ブロックチェーンを利用したゲームの特徴は無料で遊べること

続いては、ブロックチェーンを利用したゲームの特徴を紹介していきます。大きな特徴は、ブロックチェーンのゲームを、無料で遊ぶことができる点です。スマホアプリゲームやブラウザゲームにも、無料で遊ぶことができるケースはありますが、中にはゲームの序盤のみまでといったように有料版のゲームで遊ぶことを前提として仕組みもありました。

しかし、ブロックチェーンのゲームの場合は、基本プレイが無料なだけでなくゲーム内でコインを得ることができるので、ユーザーにとってよい側面があります。また、無料のブロックチェーンゲームを遊ぶことによって、ブロックチェーンの認知度が向上する可能性があり、よりブロックチェーンが身近なものとして期待できるでしょう。

世界初のブロックチェーンのゲームは猫を育成する「クリプトキティ」

スマホで遊べるブロックチェーンを使ったブラウザゲームアプリが続々開発世界初のブロックチェーンのゲームは、2017年12月30日にブラウザゲームとしてリリースされた、クリプトキティという猫の育成ゲームです。イーサリアムブロックチェーンをベースにしているので、イーサリアム対応ウォレットの準備が必要です。

ゲーム内容は、猫同士を合成させて新たな猫を誕生させ、よりレアな猫をゲーム内オークションで売るという流れです。また、猫の売買に関しては、全てイーサリアムで決済できるので、ゲーム内で報酬を得たら取引所などで日本円に換金することが可能です。また、猫の育成ゲームクリプトキティは、海外で開発されたブロックチェーンのゲームなので、英語表記となっていますので、英語でのゲームは苦手という人は注意しましょう。
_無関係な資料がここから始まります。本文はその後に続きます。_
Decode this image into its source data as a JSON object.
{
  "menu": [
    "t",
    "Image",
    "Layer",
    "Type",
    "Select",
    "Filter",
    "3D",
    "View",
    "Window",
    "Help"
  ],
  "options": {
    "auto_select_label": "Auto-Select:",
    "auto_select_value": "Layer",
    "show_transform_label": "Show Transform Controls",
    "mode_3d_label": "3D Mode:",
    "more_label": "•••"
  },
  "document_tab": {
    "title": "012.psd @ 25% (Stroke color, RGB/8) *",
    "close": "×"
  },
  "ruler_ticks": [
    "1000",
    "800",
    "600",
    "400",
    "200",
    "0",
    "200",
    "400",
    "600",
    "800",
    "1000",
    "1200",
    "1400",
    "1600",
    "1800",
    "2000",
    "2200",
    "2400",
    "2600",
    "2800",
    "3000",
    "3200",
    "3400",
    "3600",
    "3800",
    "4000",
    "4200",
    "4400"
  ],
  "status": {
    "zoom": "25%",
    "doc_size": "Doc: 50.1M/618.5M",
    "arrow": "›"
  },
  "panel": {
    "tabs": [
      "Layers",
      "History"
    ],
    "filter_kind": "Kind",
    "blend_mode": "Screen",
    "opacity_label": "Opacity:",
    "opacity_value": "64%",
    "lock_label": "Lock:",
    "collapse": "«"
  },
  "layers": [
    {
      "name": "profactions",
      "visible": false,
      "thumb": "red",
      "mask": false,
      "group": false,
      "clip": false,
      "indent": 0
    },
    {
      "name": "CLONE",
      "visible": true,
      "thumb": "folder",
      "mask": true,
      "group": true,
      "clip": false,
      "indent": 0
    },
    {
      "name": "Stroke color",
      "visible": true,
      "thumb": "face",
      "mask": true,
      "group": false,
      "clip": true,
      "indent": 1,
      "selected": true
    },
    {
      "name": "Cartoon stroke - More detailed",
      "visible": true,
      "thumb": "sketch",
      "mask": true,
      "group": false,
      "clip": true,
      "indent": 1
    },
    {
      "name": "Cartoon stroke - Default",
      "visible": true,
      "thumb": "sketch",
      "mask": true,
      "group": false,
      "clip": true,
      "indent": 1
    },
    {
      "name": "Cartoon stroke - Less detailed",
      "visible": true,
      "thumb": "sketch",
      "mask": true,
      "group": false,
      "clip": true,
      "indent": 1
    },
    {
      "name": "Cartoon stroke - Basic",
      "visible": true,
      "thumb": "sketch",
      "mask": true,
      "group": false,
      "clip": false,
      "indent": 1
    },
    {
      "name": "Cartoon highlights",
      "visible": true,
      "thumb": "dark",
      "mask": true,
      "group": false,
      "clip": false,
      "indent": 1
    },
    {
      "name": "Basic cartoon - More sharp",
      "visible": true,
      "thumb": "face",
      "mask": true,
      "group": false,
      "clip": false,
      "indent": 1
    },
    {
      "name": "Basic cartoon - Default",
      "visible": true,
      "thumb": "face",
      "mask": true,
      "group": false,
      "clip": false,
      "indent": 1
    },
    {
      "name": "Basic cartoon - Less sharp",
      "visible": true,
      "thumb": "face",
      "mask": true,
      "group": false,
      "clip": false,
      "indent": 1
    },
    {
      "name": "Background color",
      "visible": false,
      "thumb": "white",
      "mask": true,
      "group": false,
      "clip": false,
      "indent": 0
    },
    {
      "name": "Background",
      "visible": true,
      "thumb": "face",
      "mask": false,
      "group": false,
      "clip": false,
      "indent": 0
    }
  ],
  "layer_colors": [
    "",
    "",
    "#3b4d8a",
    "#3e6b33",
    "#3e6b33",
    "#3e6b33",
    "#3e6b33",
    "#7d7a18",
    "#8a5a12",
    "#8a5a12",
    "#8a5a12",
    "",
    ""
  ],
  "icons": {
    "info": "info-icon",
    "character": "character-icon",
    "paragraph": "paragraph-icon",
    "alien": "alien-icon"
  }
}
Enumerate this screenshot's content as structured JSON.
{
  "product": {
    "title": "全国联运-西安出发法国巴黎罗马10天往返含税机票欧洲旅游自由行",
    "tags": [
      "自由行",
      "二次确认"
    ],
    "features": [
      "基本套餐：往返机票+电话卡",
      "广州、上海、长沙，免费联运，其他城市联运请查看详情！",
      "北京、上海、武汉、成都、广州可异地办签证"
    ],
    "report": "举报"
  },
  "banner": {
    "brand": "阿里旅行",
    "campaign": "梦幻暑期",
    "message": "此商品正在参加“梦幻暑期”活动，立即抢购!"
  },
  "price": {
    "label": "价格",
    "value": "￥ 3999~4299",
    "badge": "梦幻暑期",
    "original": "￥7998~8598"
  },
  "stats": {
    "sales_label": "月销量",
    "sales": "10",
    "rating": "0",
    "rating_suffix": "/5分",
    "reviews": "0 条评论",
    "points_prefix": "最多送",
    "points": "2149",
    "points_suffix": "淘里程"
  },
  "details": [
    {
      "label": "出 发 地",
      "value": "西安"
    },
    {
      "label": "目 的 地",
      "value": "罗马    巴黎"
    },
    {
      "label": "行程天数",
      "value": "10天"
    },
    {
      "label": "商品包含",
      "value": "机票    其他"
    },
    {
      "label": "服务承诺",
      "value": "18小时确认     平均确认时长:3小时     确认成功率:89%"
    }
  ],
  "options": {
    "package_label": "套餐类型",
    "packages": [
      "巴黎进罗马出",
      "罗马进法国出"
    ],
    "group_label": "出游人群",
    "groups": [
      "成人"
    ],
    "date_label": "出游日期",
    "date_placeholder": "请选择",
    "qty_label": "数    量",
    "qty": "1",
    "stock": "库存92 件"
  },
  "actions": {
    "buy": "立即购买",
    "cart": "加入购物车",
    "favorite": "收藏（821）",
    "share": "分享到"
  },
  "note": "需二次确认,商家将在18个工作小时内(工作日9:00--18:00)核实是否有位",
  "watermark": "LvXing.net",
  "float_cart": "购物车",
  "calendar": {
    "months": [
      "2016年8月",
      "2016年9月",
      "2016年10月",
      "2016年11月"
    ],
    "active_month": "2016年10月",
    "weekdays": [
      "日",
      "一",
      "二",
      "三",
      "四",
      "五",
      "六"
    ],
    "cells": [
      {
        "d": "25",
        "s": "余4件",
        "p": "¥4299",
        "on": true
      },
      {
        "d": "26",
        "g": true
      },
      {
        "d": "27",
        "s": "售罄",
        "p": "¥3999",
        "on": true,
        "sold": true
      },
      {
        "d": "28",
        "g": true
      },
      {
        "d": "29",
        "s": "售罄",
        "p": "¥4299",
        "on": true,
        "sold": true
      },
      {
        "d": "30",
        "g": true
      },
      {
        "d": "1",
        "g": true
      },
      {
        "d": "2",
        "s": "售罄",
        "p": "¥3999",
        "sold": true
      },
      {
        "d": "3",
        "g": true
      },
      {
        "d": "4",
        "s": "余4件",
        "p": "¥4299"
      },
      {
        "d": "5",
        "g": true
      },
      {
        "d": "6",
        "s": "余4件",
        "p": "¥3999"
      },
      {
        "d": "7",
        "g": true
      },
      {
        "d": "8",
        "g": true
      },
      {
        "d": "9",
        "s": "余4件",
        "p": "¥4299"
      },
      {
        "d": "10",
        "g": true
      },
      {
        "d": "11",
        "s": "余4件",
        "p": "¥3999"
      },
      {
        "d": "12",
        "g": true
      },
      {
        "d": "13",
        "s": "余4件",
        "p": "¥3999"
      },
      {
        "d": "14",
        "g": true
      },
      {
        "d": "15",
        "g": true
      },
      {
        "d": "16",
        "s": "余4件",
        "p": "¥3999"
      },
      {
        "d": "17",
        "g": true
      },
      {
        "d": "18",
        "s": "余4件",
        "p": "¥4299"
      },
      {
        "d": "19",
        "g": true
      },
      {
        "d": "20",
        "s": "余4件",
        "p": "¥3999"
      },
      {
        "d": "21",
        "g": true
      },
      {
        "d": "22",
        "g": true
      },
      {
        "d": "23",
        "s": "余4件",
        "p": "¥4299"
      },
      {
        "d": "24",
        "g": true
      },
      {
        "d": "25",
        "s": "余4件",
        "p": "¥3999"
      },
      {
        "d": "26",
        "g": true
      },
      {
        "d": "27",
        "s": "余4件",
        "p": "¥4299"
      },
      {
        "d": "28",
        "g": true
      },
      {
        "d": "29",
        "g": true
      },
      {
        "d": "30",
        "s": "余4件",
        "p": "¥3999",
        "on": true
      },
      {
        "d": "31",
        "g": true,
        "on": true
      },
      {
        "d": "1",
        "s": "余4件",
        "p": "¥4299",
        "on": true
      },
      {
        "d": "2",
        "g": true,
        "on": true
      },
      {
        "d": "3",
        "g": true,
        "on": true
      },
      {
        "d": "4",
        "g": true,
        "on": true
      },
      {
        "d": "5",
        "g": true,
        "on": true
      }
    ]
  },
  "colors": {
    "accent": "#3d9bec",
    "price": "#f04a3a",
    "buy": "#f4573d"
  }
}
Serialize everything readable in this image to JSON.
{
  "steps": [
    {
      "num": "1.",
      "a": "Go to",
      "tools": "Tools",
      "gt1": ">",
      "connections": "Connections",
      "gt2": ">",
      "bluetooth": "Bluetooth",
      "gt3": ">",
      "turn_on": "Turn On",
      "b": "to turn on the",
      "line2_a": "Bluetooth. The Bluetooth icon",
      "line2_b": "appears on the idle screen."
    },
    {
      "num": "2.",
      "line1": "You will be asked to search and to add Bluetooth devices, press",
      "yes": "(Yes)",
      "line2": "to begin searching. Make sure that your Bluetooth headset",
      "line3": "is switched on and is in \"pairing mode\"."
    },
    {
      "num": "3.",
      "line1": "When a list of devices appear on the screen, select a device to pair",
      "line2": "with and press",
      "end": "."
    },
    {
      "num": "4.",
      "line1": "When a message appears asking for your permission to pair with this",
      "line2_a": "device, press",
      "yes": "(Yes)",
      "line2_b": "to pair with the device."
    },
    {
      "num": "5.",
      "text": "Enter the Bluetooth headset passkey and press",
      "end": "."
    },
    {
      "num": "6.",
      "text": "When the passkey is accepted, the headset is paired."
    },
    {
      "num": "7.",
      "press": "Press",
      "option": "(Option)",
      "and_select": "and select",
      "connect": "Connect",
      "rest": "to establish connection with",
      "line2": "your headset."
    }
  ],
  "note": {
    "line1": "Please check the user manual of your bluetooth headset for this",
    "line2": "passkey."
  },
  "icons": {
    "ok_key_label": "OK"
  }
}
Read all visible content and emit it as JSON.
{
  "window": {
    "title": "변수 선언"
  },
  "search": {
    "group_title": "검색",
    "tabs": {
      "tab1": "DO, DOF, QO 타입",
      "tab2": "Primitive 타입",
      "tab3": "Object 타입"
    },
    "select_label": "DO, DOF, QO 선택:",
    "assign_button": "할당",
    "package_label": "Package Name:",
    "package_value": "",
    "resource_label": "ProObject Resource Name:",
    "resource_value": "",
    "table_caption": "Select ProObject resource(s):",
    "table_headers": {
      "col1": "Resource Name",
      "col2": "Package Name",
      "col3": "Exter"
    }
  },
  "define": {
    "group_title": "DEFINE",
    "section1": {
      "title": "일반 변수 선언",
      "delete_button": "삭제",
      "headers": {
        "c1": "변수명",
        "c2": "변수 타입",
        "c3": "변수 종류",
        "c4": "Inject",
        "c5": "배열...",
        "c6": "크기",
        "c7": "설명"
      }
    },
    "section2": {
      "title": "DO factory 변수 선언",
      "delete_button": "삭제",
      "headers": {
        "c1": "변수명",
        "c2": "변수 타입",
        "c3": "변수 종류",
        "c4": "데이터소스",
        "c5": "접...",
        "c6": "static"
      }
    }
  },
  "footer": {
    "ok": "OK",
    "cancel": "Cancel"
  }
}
レアな猫を誕生させるというゲームで、その他の機能はないことから他のブロックチェーンのゲームに注目が集まっている傾向です。ただ、ブロックチェーンのゲームを形にしたという点では、画期的かつ第一号という意味でビットコインのような立ち位置といえるでしょう。

ブロックチェーンベースのゲームのメリット

なぜ、ゲーム開発企業などがブロックチェーンをベースにしたゲームを開発・リリースしているかといいますと、従来のゲームシステムと大きな違いがあり、メリットも含まれているからです。1つ目のメリットは、ブロックチェーン上で稼働しているので、非中央集権方式で管理されているという点です。

これまでのオンラインゲームでは、中央サーバで管理者がシステム管理を行っており、不正なども可能でしたし、中央サーバがダウンした場合には全ユーザーに影響がでます。しかし、ブロックチェーンを実装したゲームの場合は、非中央集権方式なので中央サーバは不要ですし、平等性も保たれます。

2つ目は、ゲーム内コインをビットコインやアルトコインにすることで、資産として扱うことができる点がメリットです。当たり前ですが、従来のゲームではゲーム内コインはあくまで、そのゲームの中でしか使えない疑似コインのようなものでした。しかし、ビットコインやアルトコインに置き換えることで、「円」に換金できますしオンラインゲームのサービスが終了しても資産として残すことができます。

このように、ブロックチェーンをベースにしたゲームにすることで、ユーザーにとってメリットが発生するばかりでなく、保守・管理面で強化されており運営側のメリットもあります。

2018年8月時点でも、様々な企業がブロックチェーンゲームの開発を立ち上げており、将来性に期待できます。